Once, it looked like Sen. Kay Bailey Hutchison, R-Texas, had a real shot of denying her state's governor, Rick Perry, another term in office. Early polls showed him vulnerable and her in the lead; Hutchison was confident enough that she was even going to resign her very safe Senate seat.
But things changed. The polls swung in Perry's favor, enough so that Hutchison wised up and decided she wouldn't be quitting her day job after all. And now, as voters go to the polls on Tuesday for the Republican primary that features the two, Perry's the odds-on favorite. Despite the presence of a surprisingly strong third candidate, tea partier Debra Medina, Perry may even be able to get above the 50 percent of the vote he needs to avoid a run-off.
What happened? Well, it's a Republican primary in Texas, and Perry embraced that by running hard to the right. Casting Hutchison as a Washington moderate, the governor embraced the Tea Parties and the far-right, he endorsed a fringe "state sovereignty" movement -- he even talked secession.

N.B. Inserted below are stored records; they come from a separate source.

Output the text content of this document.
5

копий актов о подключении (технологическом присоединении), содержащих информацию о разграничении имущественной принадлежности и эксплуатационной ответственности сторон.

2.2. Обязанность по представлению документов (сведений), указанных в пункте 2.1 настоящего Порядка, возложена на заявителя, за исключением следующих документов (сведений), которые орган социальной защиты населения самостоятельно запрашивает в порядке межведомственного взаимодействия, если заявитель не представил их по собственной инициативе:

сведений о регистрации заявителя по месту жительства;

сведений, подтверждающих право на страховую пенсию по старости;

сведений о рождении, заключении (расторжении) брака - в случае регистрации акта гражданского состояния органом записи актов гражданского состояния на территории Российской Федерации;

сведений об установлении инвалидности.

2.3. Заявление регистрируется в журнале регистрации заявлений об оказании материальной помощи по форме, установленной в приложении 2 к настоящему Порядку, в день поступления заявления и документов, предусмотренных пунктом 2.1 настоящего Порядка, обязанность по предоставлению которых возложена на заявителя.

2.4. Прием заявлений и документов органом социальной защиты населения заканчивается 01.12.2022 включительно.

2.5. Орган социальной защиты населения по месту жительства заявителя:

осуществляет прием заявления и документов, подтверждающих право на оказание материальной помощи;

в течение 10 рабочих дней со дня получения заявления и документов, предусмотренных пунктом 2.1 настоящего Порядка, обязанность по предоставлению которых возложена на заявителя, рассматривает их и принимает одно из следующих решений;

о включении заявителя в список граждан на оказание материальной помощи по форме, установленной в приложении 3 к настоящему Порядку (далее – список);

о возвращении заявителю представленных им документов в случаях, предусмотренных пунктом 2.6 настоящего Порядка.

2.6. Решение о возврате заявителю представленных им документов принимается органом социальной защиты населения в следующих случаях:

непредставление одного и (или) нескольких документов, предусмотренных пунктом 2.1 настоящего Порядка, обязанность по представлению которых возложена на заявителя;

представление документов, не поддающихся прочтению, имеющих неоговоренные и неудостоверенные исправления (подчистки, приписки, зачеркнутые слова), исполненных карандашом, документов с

In doing so, Perry exposed a divide that the Republican Party is going to have to deal with in years to come. On one side, there's Tea Parties, conservative activists and politicians like Perry and former Alaska Gov. Sarah Palin, who endorsed the incumbent. On the other, there's the establishment GOP -- to counter Palin, Hutchison had former Vice President Dick Cheney on her side.